Pendant son allocution, le président a répété que la bataille pour l'emploi restait sa priorité, alors que 2013 s'est achevé avec une hausse du chômage en novembre (17 800 demandeurs d'emploi sans activité supplémentaires). Il a donc lancé cette idée de pacte qui allègerait les contraintes pour les entreprises, afin de les inciter à embaucher.

Je propose un pacte de responsabilité aux entreprises.
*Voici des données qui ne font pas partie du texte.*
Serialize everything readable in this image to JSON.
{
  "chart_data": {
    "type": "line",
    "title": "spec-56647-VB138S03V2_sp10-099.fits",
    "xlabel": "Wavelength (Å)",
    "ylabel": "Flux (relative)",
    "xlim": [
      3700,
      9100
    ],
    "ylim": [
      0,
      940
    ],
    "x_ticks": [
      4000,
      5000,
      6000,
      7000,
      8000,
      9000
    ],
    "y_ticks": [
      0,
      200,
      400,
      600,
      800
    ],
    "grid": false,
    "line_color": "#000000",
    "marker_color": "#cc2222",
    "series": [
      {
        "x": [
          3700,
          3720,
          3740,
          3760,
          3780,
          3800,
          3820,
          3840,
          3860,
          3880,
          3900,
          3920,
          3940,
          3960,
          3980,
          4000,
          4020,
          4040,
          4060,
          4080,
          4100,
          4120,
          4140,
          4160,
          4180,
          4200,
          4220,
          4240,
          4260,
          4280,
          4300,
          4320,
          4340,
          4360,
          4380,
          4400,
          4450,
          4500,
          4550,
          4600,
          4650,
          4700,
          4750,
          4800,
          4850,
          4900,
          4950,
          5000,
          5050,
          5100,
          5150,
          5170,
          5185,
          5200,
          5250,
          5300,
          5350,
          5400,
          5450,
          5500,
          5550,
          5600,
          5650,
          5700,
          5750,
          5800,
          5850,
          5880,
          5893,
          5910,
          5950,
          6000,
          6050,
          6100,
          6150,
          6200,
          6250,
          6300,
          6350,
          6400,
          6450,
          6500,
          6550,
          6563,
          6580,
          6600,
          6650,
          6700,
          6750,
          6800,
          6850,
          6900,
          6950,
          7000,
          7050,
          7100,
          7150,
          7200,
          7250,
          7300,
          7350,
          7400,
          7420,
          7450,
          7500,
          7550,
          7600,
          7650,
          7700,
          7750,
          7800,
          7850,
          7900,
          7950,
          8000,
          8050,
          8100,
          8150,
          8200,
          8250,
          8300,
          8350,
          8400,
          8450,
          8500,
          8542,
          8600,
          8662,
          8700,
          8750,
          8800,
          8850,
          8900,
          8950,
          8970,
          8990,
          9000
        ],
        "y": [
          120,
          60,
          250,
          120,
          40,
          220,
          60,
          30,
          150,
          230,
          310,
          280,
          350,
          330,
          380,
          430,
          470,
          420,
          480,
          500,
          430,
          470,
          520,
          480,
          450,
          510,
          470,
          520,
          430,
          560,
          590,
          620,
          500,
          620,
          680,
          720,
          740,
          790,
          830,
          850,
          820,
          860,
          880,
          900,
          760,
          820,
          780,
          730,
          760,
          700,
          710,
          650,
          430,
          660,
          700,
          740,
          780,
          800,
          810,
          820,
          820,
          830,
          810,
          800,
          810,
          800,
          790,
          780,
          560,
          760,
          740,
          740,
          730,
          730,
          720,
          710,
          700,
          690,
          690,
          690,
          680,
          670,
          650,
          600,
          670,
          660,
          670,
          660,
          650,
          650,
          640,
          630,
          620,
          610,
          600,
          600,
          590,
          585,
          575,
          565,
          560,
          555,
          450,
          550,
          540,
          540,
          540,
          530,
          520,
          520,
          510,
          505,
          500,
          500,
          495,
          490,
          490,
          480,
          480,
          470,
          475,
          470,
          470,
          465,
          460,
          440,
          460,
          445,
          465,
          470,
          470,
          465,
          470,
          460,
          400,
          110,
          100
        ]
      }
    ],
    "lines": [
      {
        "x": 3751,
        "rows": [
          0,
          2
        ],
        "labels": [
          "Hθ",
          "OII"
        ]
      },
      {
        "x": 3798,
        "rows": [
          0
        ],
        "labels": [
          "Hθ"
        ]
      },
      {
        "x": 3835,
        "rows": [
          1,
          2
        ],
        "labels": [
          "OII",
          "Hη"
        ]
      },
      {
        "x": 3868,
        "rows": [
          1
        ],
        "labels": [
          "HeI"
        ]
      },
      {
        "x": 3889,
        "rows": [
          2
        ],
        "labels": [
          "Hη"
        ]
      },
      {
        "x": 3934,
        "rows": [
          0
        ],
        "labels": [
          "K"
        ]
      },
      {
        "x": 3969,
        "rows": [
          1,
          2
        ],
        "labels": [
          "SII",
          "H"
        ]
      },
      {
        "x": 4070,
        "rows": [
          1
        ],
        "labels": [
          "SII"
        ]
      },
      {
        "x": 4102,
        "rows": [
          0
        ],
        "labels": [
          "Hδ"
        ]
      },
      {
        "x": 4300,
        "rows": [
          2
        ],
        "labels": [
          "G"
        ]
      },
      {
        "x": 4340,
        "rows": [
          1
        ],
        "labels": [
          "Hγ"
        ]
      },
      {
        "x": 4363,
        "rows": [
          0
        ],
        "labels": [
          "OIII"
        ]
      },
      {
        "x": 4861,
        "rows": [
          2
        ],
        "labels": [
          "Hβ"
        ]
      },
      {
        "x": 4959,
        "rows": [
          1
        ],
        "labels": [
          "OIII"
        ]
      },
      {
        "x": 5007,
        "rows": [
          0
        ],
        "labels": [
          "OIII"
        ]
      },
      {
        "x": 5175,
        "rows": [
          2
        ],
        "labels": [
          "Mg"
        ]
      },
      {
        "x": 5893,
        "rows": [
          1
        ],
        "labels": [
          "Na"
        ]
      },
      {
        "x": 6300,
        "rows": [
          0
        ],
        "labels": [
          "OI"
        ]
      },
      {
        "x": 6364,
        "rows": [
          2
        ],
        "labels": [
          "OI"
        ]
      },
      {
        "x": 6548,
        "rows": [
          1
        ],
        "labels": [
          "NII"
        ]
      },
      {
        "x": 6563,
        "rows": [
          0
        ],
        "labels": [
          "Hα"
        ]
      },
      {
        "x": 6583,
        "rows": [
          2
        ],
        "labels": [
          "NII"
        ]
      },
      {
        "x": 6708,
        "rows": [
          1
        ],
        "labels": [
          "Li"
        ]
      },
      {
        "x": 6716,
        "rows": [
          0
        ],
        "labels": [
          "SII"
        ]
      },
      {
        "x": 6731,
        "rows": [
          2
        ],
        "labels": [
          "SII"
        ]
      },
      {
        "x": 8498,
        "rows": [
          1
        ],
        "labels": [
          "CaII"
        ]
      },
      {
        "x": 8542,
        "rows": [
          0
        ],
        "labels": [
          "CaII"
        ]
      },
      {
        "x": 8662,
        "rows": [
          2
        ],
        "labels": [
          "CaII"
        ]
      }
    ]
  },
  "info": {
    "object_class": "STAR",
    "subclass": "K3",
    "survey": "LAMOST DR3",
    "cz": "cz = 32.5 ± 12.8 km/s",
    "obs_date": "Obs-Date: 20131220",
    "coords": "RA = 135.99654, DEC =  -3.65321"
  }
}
Il est fondé sur un principe simple. Moins de charges sur le travail, moins de contraintes sur leurs activités, et en même temps, une contrepartie : plus d'embauches et plus de dialogue social.

Pour le moment, le projet est assez flou. François Hollande en dira peut-être plus lors de la conférence de presse qu'il tiendra à la mi-janvier.

Le patronat demande à voir

LeMedef , plus grande organisation patronale de France, se dit prêt à s'impliquer dans cette idée, comme l'a indiqué Pierre Gattaz, son président, dans un communiqué.

Le Medef est prêt à participer et à s'impliquer activement pour bâtir concrètement le pacte annoncé par le président de la République. Il faut cependant avancer rapidement car il y a urgence.

L'organisation avait d'ailleurs déjà proposé, à la mi-novembre, un "pacte de confiance pour la croissance et l'emploi". Elle s'engageait à créer un million d'emploi sur cinq ans, à conditions que cinq mesures soient mises en oeuvre : allègement de la fiscalité, baisse du coût du travail, simplification administrative, baisse des dépenses publiques et des obstaces à l'emploi.

La CGPME , qui fédère les petites et moyennes entreprises, demande à voir, mais reste pour l'instant sur ses gardes, à l'image de Jean-Eudes Dumesnil, son secrétaire général.

Quand les entreprises sont en capacité d'embaucher, elles le font, sans attendre qu'on leur fasse de grandes déclarations ou des promesses.

Côté syndicats en revanche, Jean-Claude Mailly, de Force Ouvrière , juge cette idée "inquiétante".

On va baisser les charges des entreprises et on va leur demander en contrepartie d'embaucher : c'est un peu léger comme raisonnement [...] On est vraiment dans une logique libérale.